Je m’éloigne d’un groupe de jeunes qui fument sur le parking de l’auberge pour être au calme ; mes histoires ne les concernent pas. J’aurais peut-être dû prendre un pull, car il fait carrément plus frais que cet après-midi.
- Hello Sarah ! Trop content de te parler !
- De même, on dirait que tes dernières semaines ont été très occupées. Toujours en balade à Saint-Malo ?
- Oui ! On a passé une super journée.
- Donc tout va bien ?
- Oui… enfin non, je veux dire jusqu’au début de soirée…
- Mais encore ?
- Tu te souviens du blond sur la photo de tout à l’heure ? Bah… on a fait… certaines choses ensemble.
- Grande nouvelle ! Tu vois que tu as du potentiel, un sex-appeal de malade.
- Si tu le dis.
- Mais je sais aussi que tu te poses un milliard de questions, comme d’habitude.
- C’est ça. Tout est arrivé trop vite, mais je ne pouvais pas le refuser.
- Ah la la, les gays, vous êtes vraiment une espèce à part. Pourquoi donc se sauter dessus à peine après avoir fait connaissance ?
- Tu m’aides pas trop, là.
- Je sais ! Enfin, là est sûrement le problème. Ton petit cœur fragile a besoin de romantisme, tu n’es pas fait pour ces bêtises. D'ailleurs, tu es peut-être asexuel.
- N’importe quoi ! J’ai suffisamment regardé ce foutu Dimitri sur mon écran pour savoir que j’aime baiser avec des gars !

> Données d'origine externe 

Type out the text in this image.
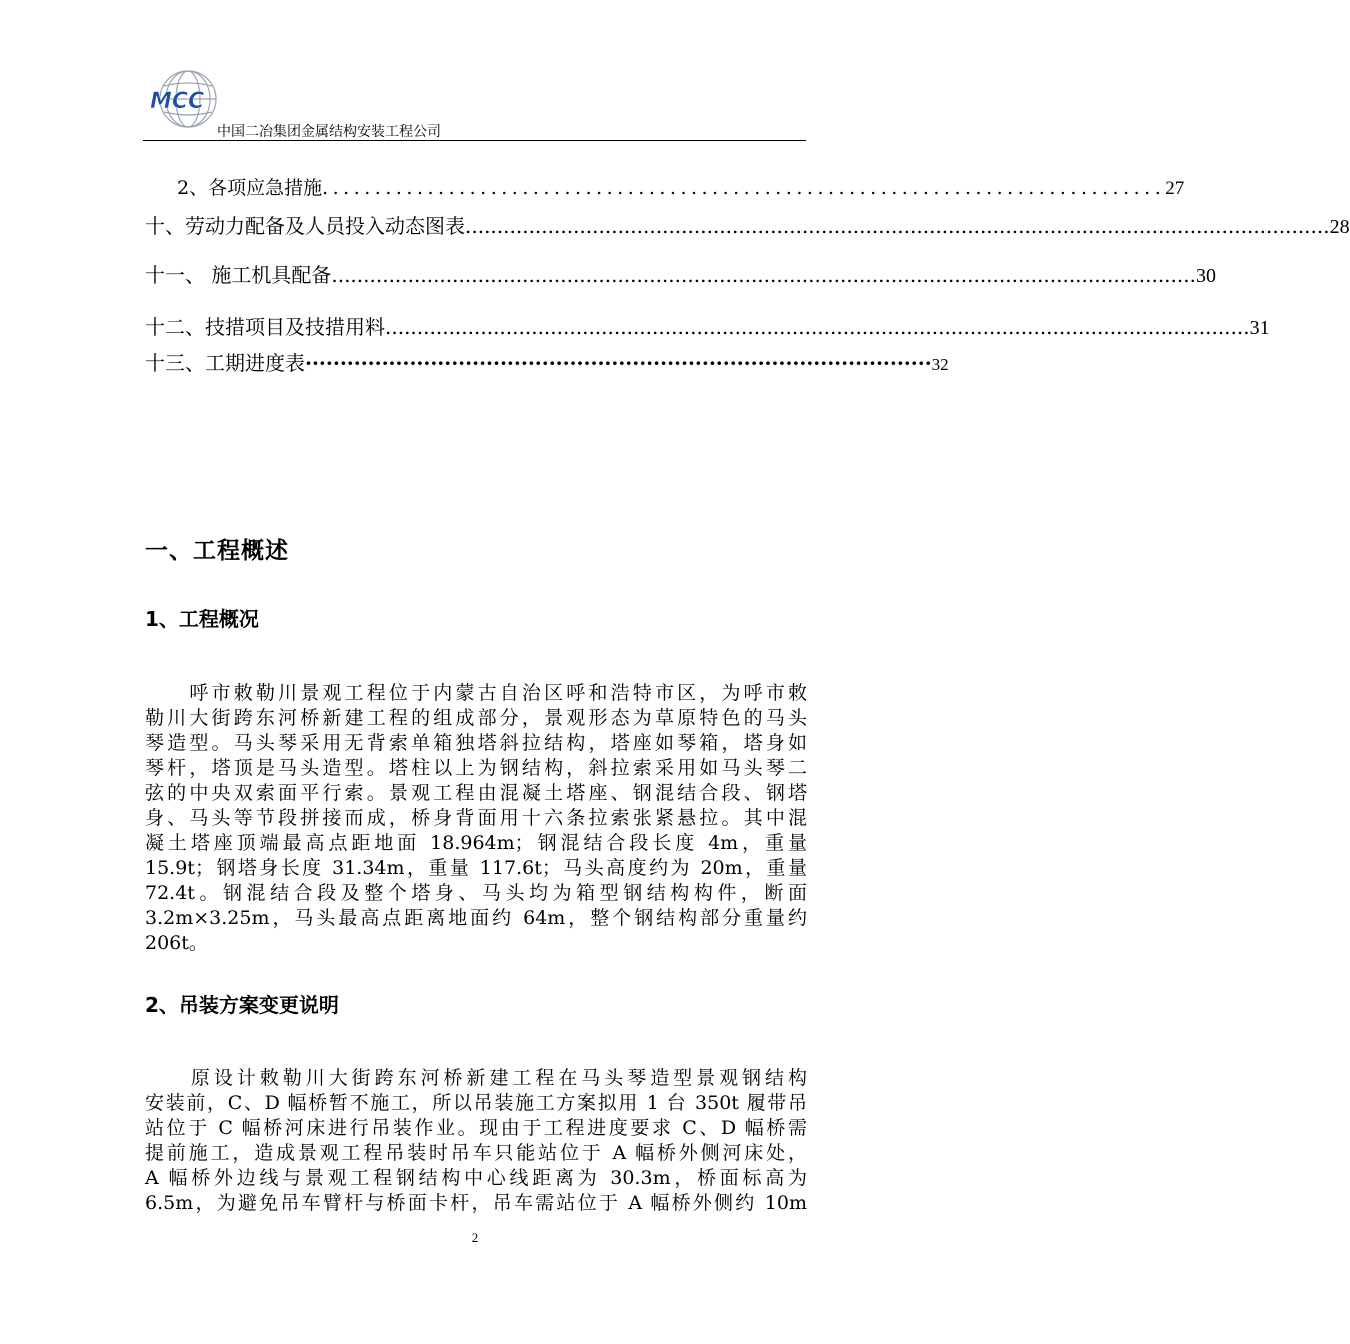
MCC
中国二冶集团金属结构安装工程公司
2、各项应急措施 ................................................................................ 27
十、劳动力配备及人员投入动态图表 ........................................................................................................................................ 28
十一、 施工机具配备 ........................................................................................................................................ 30
十二、技措项目及技措用料 ........................................................................................................................................ 31
十三、工期进度表 ·························································································· 32
一、工程概述
1、工程概况
　　呼市敕勒川景观工程位于内蒙古自治区呼和浩特市区，为呼市敕
勒川大街跨东河桥新建工程的组成部分，景观形态为草原特色的马头
琴造型。马头琴采用无背索单箱独塔斜拉结构，塔座如琴箱，塔身如
琴杆，塔顶是马头造型。塔柱以上为钢结构，斜拉索采用如马头琴二
弦的中央双索面平行索。景观工程由混凝土塔座、钢混结合段、钢塔
身、马头等节段拼接而成，桥身背面用十六条拉索张紧悬拉。其中混
凝土塔座顶端最高点距地面 18.964m；钢混结合段长度 4m，重量
15.9t；钢塔身长度 31.34m，重量 117.6t；马头高度约为 20m，重量
72.4t。钢混结合段及整个塔身、马头均为箱型钢结构构件，断面
3.2m×3.25m，马头最高点距离地面约 64m，整个钢结构部分重量约
206t。
2、吊装方案变更说明
　　原设计敕勒川大街跨东河桥新建工程在马头琴造型景观钢结构
安装前，C、D 幅桥暂不施工，所以吊装施工方案拟用 1 台 350t 履带吊
站位于 C 幅桥河床进行吊装作业。现由于工程进度要求 C、D 幅桥需
提前施工，造成景观工程吊装时吊车只能站位于 A 幅桥外侧河床处，
A 幅桥外边线与景观工程钢结构中心线距离为 30.3m，桥面标高为
6.5m，为避免吊车臂杆与桥面卡杆，吊车需站位于 A 幅桥外侧约 10m
2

Une silhouette passe à une cinquantaine de mètres, le long de la rue, en accélérant le pas lorsque je me tourne dans sa direction. C’est vrai que j’ai soudainement élevé la voix. Je n’ai même pas pu déterminer si c’était un homme ou une femme qu’elle a déjà disparu.

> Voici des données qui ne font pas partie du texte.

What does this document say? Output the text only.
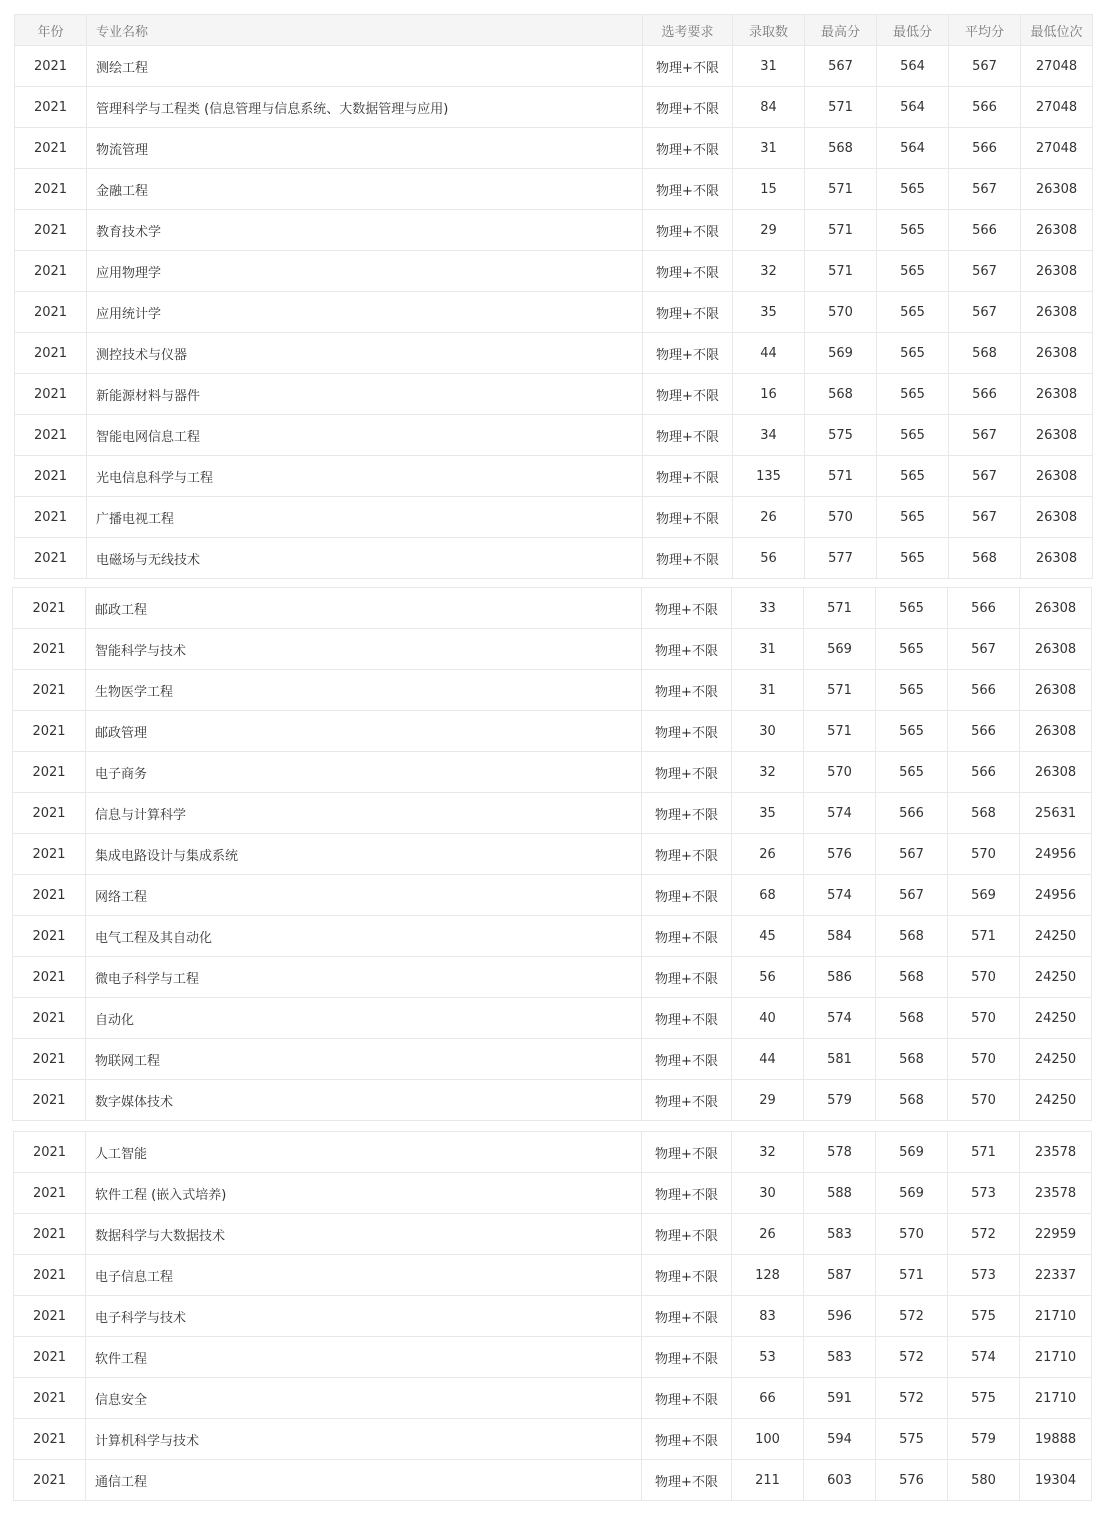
年份	专业名称	选考要求	录取数	最高分	最低分	平均分	最低位次
2021	测绘工程	物理+不限	31	567	564	567	27048
2021	管理科学与工程类 (信息管理与信息系统、大数据管理与应用)	物理+不限	84	571	564	566	27048
2021	物流管理	物理+不限	31	568	564	566	27048
2021	金融工程	物理+不限	15	571	565	567	26308
2021	教育技术学	物理+不限	29	571	565	566	26308
2021	应用物理学	物理+不限	32	571	565	567	26308
2021	应用统计学	物理+不限	35	570	565	567	26308
2021	测控技术与仪器	物理+不限	44	569	565	568	26308
2021	新能源材料与器件	物理+不限	16	568	565	566	26308
2021	智能电网信息工程	物理+不限	34	575	565	567	26308
2021	光电信息科学与工程	物理+不限	135	571	565	567	26308
2021	广播电视工程	物理+不限	26	570	565	567	26308
2021	电磁场与无线技术	物理+不限	56	577	565	568	26308
2021	邮政工程	物理+不限	33	571	565	566	26308
2021	智能科学与技术	物理+不限	31	569	565	567	26308
2021	生物医学工程	物理+不限	31	571	565	566	26308
2021	邮政管理	物理+不限	30	571	565	566	26308
2021	电子商务	物理+不限	32	570	565	566	26308
2021	信息与计算科学	物理+不限	35	574	566	568	25631
2021	集成电路设计与集成系统	物理+不限	26	576	567	570	24956
2021	网络工程	物理+不限	68	574	567	569	24956
2021	电气工程及其自动化	物理+不限	45	584	568	571	24250
2021	微电子科学与工程	物理+不限	56	586	568	570	24250
2021	自动化	物理+不限	40	574	568	570	24250
2021	物联网工程	物理+不限	44	581	568	570	24250
2021	数字媒体技术	物理+不限	29	579	568	570	24250
2021	人工智能	物理+不限	32	578	569	571	23578
2021	软件工程 (嵌入式培养)	物理+不限	30	588	569	573	23578
2021	数据科学与大数据技术	物理+不限	26	583	570	572	22959
2021	电子信息工程	物理+不限	128	587	571	573	22337
2021	电子科学与技术	物理+不限	83	596	572	575	21710
2021	软件工程	物理+不限	53	583	572	574	21710
2021	信息安全	物理+不限	66	591	572	575	21710
2021	计算机科学与技术	物理+不限	100	594	575	579	19888
2021	通信工程	物理+不限	211	603	576	580	19304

- J’abuse peut-être, dit Sarah. Alors tu es demisexuel.
- Demisexuel ? C’est quoi cette invention ?
- Ça veut dire que tu as besoin d’un attachement fort avant d’envisager du sexe.
- Comme tout le monde ! Est-ce que c’était vraiment nécessaire d’inventer un mot pour ça ?
- Je ne sais pas, mais tu viens de contredire tes propres actes. Je te laisse méditer le sujet. Sinon, tu repasses à Paris un de ces jours ?
J’ai un peu honte de ne pas l’avoir prévenue de mon passage dans la capitale le week-end passé, lors de l’anniversaire de ma mère.
- Oui, dis-je après quelques secondes, ça va se faire sous peu. Vous pourriez aussi venir à Nantes ; avec mon immense quarante mètres carrés, suffit que vous rameniez un matelas gonflable.
- Très bonne idée ! T’as pas un lit double dans ton appart ?
- Si, pourquoi ?
- Je prendrai la place restante si elle n’est pas occupée par un mec.
- Je vois… pas trop de risques normalement.
- Allez, je dois te laisser, mais n’oublie pas que je t’aime !
Je ne suis pas mécontent que la discussion ne s’éternise pas. Mes doigts vont bientôt virer au blanc avec ce vent affreux.